Business is mathematics, economics, and emotional appeal. A knowledge of how these work together and proper placement in the market is what is needed insure a success. It isn't that hard if you study these things while you are planning your menu and before you open.





Well said, SCP. Too often I see bakers who try to slide from the home baker/hobby baker into the commercial baker without the realization that love of baking alone will not suffice. I stay on the home/hobby side (albeit while legally selling my cakes in my small rural community) because I'm not willing to commit to the business side of baking. I get to bake when and what I chose and my pricing can be dictated by my whim if I so chose. That's what distinguishes the hobby baker from the commercial baker. To ignore the business realities is to doom you to failure.

scp1127 Posted 22 Sep 2011 , 2:22pm
post #15 of 19

Thanks, southern. Every time I see your posts I remember your description of your kitchen. You are so lucky.

costumeczar Posted 22 Sep 2011 , 7:17pm
post #16 of 19

I agree with emphasizing what makes your cakes different and better than your competition's, regardless of who it is. There will always be people who are priced higher and lower than you are, and there will always be clients who are shopping on the basis of price alone. Those people aren't your client, but there will be people who are interested in buying a cake based on quality, and those are the ones who you want to appeal to.

CakeItGood Posted 26 Sep 2011 , 8:26pm
post #17 of 19

Thanks to everyone who posted truly helpful comments ....

I have posted new signage emphasizing the gourmet flavors / custom cakes / quality ingredients. That has always been my niche anyway. I think that I just need to beef up my signage and advertising, more pictures in my booth, etc.

My price per serving was well researched. In our little corner of AZ, grocery stores dominate the cake world .... and $2 is right at the middle to low end of the average price point for our market. Have not seen anyone else with $1.75 per serving; but then, no one else uses box cake mixes and canned frosting either. For a while, my pricing was $1.85/serving. But I found that I was doing "more" smaller cakes, and "less" wedding and tiered cakes, and not making much after supplies, electricity and other overhead. The number of cakes I am doing has decreased, but I would rather make larger/more quality cakes anyway.
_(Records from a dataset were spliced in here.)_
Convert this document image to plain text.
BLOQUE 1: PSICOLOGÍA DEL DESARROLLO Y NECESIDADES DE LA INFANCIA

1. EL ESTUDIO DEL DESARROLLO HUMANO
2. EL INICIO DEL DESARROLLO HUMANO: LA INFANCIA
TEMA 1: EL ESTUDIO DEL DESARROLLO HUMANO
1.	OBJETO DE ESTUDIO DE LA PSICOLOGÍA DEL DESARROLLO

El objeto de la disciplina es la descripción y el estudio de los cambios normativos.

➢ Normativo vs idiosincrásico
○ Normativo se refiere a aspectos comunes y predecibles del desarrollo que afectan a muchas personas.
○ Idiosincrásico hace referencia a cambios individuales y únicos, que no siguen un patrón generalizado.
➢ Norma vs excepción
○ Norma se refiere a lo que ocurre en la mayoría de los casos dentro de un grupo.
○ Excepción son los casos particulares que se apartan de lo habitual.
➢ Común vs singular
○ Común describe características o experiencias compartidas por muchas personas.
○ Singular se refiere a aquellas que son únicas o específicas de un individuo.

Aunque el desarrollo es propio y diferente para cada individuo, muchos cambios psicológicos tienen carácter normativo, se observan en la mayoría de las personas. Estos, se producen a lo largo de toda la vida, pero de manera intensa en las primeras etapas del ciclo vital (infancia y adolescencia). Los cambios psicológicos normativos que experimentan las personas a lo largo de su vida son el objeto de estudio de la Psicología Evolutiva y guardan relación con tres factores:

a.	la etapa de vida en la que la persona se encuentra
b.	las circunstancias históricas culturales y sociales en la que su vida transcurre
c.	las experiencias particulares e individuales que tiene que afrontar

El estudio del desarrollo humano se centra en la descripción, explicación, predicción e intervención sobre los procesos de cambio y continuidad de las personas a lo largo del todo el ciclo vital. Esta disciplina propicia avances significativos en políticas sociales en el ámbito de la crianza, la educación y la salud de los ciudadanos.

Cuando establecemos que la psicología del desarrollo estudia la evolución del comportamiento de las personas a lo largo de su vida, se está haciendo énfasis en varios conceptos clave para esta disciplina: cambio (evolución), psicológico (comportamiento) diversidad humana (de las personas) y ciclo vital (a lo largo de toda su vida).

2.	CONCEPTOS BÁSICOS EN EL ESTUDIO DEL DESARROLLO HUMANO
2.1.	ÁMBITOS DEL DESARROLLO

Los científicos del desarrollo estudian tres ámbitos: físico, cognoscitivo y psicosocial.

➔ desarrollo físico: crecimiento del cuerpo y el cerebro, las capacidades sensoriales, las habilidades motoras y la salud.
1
I think I just need to focus on emphasizing the quality, and getting more samples out to the public. Thanks again ...

CoutureCake Posted 3 Oct 2011 , 5:36am
post #18 of 19

One thing to consider is you might want to reconsider your business plan. As the late Dottie Walters used to say about demanding a higher price for the product you put out "Honey, just ASK FOR IT!"...

First rule, you have to be YOUR business, not someone else's. They can have their business niche you have yours. If you want to compete as the low price leader, then great, call yourself Walmart, Sam's, or Super Target... If you're going to put your niche as a custom baked and homemade iced designer cake, then there's a premium to pay. You don't want the "price shoppers", they don't pay and aren't loyal for the long-term for the amount of hand-holding you're going to have to do. Yes, the first few you pass up will be painful but the ones that come in because you stand your ground are going to pay dividends. Remember also to factor in the portion size! Those grocery stores may be charging $1.75/slice, but look at their portion size - use that to your advantage! "I'm $3/slice and you get twice the portion and design for the money!" It neutralizes the "price shoppers because they're forced to do some geometry with what they're getting for the money.

You are who you are when it comes to the business. Don't try to be someone else's business plan or model because they're already serving their niche, you need to be your own niche at all times!

RebelsLGB Posted 3 Oct 2011 , 8:37pm
post #19 of 19

Is there room for you to have a Dummy cake? That would set you apart for sure!